Comment by bfrog
Signed xml alone is a wildly confusing idea, as the signatures get embedded as elements in the document being signed. There’s a wild set of rules on how to make xml canonical, sign, add the signature, etc. It’s nontrivial.
Signed xml alone is a wildly confusing idea, as the signatures get embedded as elements in the document being signed. There’s a wild set of rules on how to make xml canonical, sign, add the signature, etc. It’s nontrivial.
To clarify, in signing you have to convert xml to bytes you can get back in the other side, while modifying the same bytes injecting signatures. The whole custom canonical xml serializer is actually complex with escape rules and a bunch of other insanity. On the other side you have to do the opposite by dropping the signature element and serializing the same way.
Worse this is done at an element level not a document level as noted in the linked article.

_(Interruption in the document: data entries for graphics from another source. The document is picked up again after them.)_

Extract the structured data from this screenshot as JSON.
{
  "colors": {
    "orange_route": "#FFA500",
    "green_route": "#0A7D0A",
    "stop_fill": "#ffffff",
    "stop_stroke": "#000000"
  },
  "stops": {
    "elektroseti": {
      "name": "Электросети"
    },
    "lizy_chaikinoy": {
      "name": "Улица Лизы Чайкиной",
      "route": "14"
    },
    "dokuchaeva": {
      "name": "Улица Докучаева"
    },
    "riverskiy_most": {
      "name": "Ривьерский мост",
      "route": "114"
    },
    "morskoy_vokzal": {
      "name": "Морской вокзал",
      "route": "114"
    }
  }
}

Really, it’s not that simple. It typically requires a while xml library for dealing with it that is error prone. Check the number of errors and cves for libxmlsec for example. Or even the versions in C# or Java.
To expand, generally you wouldn't want to change the identity of the document by signing it (eg change it's hash). That's bananas. If the signature was external to the document, you wouldn't need any complex and error prone rules to canonicalize. You'd just generate an HMAC tag and send it alongside (or, better yet, use an authenticated encryption like AES-GCM).
What's confusing about it? Everything seems pretty obvious to me.